Last week, the Oklahoma grand jury that was tasked with investigating the state’s ongoing lethal injection issues released its findings, and the Washington Post, Business Insider, Daily Mail, and Reason all covered the report.
Mark Berman from the Washington Post wrote,
A grand jury on Thursday sharply criticized state officials charged with carrying out executions in Oklahoma, describing them as responsible for a litany of failures and avoidable errors.
The grand jury’s 106-page report, released Thursday, paints these officials as careless and, in some cases, reckless. The missteps described by the grand jury include a pharmacist ordering the wrong drug for executions, multiple state employees failing to notice or tell anyone about the mixup and a high-ranking official in the governor’s office urging others to carry out an execution even with the incorrect drug.
A syndicated piece by Jon Herskovitz and Heidi Brandes read,
Three top officials who were called by the grand jury stepped down shortly after testifying: Anita Trammell, warden of the Oklahoma State Penitentiary; Robert Patton, director of the Department of Corrections; and Steve Mullins, general counsel to Governor Mary Fallin.
“Oklahomans should carefully consider the grand jury’s conclusions and ask themselves whether they should trust their state with the death penalty,” said Marc Hyden, national coordinator of Conservatives Concerned About the Death Penalty.

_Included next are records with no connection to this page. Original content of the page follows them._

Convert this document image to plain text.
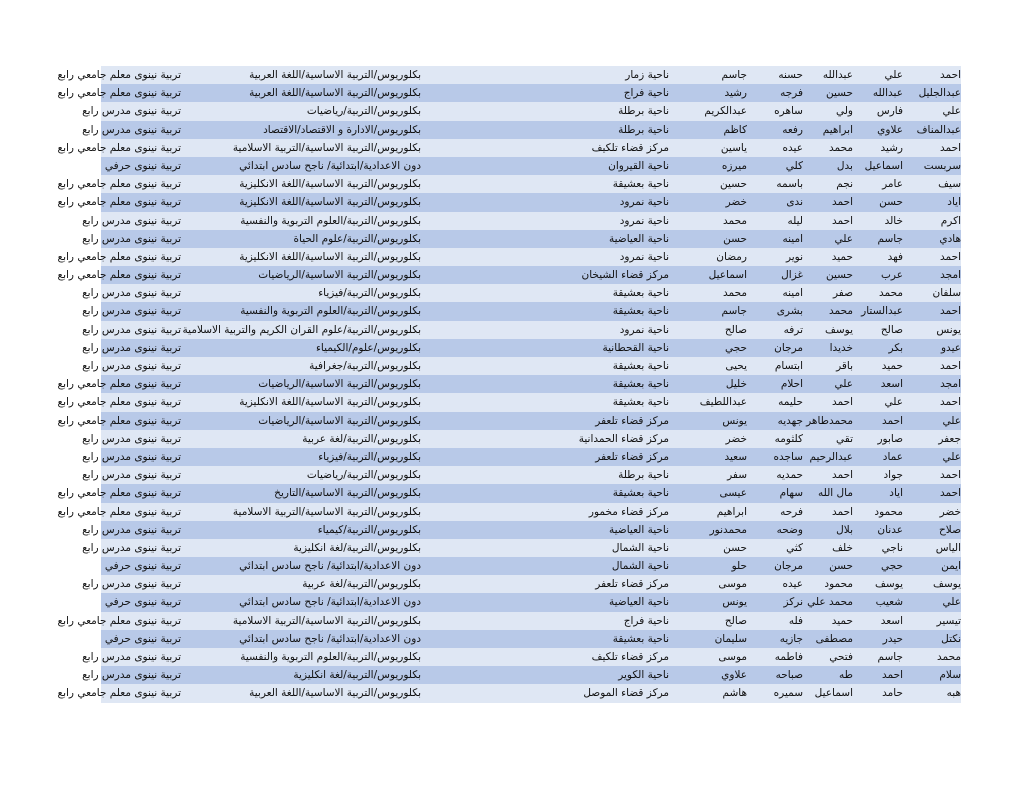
احمد
علي
عبدالله
حسنه
جاسم
ناحية زمار
بكلوريوس/التربية الاساسية/اللغة العربية
تربية نينوى معلم جامعي رابع
عبدالجليل
عبدالله
حسين
فرجه
رشيد
ناحية فراج
بكلوريوس/التربية الاساسية/اللغة العربية
تربية نينوى معلم جامعي رابع
علي
فارس
ولي
ساهره
عبدالكريم
ناحية برطلة
بكلوريوس/التربية/رياضيات
تربية نينوى مدرس رابع
عبدالمناف
علاوي
ابراهيم
رفعه
كاظم
ناحية برطلة
بكلوريوس/الادارة و الاقتصاد/الاقتصاد
تربية نينوى مدرس رابع
احمد
رشيد
محمد
عيده
ياسين
مركز قضاء تلكيف
بكلوريوس/التربية الاساسية/التربية الاسلامية
تربية نينوى معلم جامعي رابع
سربست
اسماعيل
بدل
كلي
ميرزه
ناحية القيروان
دون الاعدادية/ابتدائية/ ناجح سادس ابتدائي
تربية نينوى حرفي
سيف
عامر
نجم
باسمه
حسين
ناحية بعشيقة
بكلوريوس/التربية الاساسية/اللغة الانكليزية
تربية نينوى معلم جامعي رابع
اياد
حسن
احمد
ندى
خضر
ناحية نمرود
بكلوريوس/التربية الاساسية/اللغة الانكليزية
تربية نينوى معلم جامعي رابع
اكرم
خالد
احمد
ليله
محمد
ناحية نمرود
بكلوريوس/التربية/العلوم التربوية والنفسية
تربية نينوى مدرس رابع
هادي
جاسم
علي
امينه
حسن
ناحية العياضية
بكلوريوس/التربية/علوم الحياة
تربية نينوى مدرس رابع
احمد
فهد
حميد
نوير
رمضان
ناحية نمرود
بكلوريوس/التربية الاساسية/اللغة الانكليزية
تربية نينوى معلم جامعي رابع
امجد
عرب
حسين
غزال
اسماعيل
مركز قضاء الشيخان
بكلوريوس/التربية الاساسية/الرياضيات
تربية نينوى معلم جامعي رابع
سلفان
محمد
صفر
امينه
محمد
ناحية بعشيقة
بكلوريوس/التربية/فيزياء
تربية نينوى مدرس رابع
احمد
عبدالستار
محمد
بشرى
جاسم
ناحية بعشيقة
بكلوريوس/التربية/العلوم التربوية والنفسية
تربية نينوى مدرس رابع
يونس
صالح
يوسف
ترفه
صالح
ناحية نمرود
بكلوريوس/التربية/علوم القران الكريم والتربية الاسلامية
تربية نينوى مدرس رابع
عيدو
بكر
خديدا
مرجان
حجي
ناحية القحطانية
بكلوريوس/علوم/الكيمياء
تربية نينوى مدرس رابع
احمد
حميد
باقر
ابتسام
يحيى
ناحية بعشيقة
بكلوريوس/التربية/جغرافية
تربية نينوى مدرس رابع
امجد
اسعد
علي
احلام
خليل
ناحية بعشيقة
بكلوريوس/التربية الاساسية/الرياضيات
تربية نينوى معلم جامعي رابع
احمد
علي
احمد
حليمه
عبداللطيف
ناحية بعشيقة
بكلوريوس/التربية الاساسية/اللغة الانكليزية
تربية نينوى معلم جامعي رابع
علي
احمد
محمدطاهر
جهديه
يونس
مركز قضاء تلعفر
بكلوريوس/التربية الاساسية/الرياضيات
تربية نينوى معلم جامعي رابع
جعفر
صابور
تقي
كلثومه
خضر
مركز قضاء الحمدانية
بكلوريوس/التربية/لغة عربية
تربية نينوى مدرس رابع
علي
عماد
عبدالرحيم
ساجده
سعيد
مركز قضاء تلعفر
بكلوريوس/التربية/فيزياء
تربية نينوى مدرس رابع
احمد
جواد
احمد
حمديه
سفر
ناحية برطلة
بكلوريوس/التربية/رياضيات
تربية نينوى مدرس رابع
احمد
اياد
مال الله
سهام
عيسى
ناحية بعشيقة
بكلوريوس/التربية الاساسية/التاريخ
تربية نينوى معلم جامعي رابع
خضر
محمود
احمد
فرحه
ابراهيم
مركز قضاء مخمور
بكلوريوس/التربية الاساسية/التربية الاسلامية
تربية نينوى معلم جامعي رابع
صلاح
عدنان
بلال
وضحه
محمدنور
ناحية العياضية
بكلوريوس/التربية/كيمياء
تربية نينوى مدرس رابع
الياس
ناجي
خلف
كثي
حسن
ناحية الشمال
بكلوريوس/التربية/لغة انكليزية
تربية نينوى مدرس رابع
ايمن
حجي
حسن
مرجان
حلو
ناحية الشمال
دون الاعدادية/ابتدائية/ ناجح سادس ابتدائي
تربية نينوى حرفي
يوسف
يوسف
محمود
عيده
موسى
مركز قضاء تلعفر
بكلوريوس/التربية/لغة عربية
تربية نينوى مدرس رابع
علي
شعيب
محمد علي
نركز
يونس
ناحية العياضية
دون الاعدادية/ابتدائية/ ناجح سادس ابتدائي
تربية نينوى حرفي
تيسير
اسعد
حميد
فله
صالح
ناحية فراج
بكلوريوس/التربية الاساسية/التربية الاسلامية
تربية نينوى معلم جامعي رابع
نكتل
حيدر
مصطفى
جازيه
سليمان
ناحية بعشيقة
دون الاعدادية/ابتدائية/ ناجح سادس ابتدائي
تربية نينوى حرفي
محمد
جاسم
فتحي
فاطمه
موسى
مركز قضاء تلكيف
بكلوريوس/التربية/العلوم التربوية والنفسية
تربية نينوى مدرس رابع
سلام
احمد
طه
صباحه
علاوي
ناحية الكوير
بكلوريوس/التربية/لغة انكليزية
تربية نينوى مدرس رابع
هبه
حامد
اسماعيل
سميره
هاشم
مركز قضاء الموصل
بكلوريوس/التربية الاساسية/اللغة العربية
تربية نينوى معلم جامعي رابع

“Considering the state’s history of botched executions and wrongful convictions, Oklahoma’s track record suggests that it hasn’t adequately earned the people’s trust,” said Hyden, whose conservative group is pushing for an end to capital punishment.
Reason’s Stephanie Slade said,
The grand jury declined to hand down any indictments for now, but the report is, to put it mildly, scathing. “It is unacceptable for the governor’s general counsel to so flippantly and recklessly disregard the written protocol and the rights of Richard Glossip,” it reads in one place. “This investigation revealed that the paranoia of identifying participants clouded the Department’s judgment and caused administrators to blatantly violate their own policies,” it reads in another. “The Warden carelessly assumed others would fulfill [her] own oversight responsibility in ensuring that the proper drugs were procured,” blares a particularly critical subheading.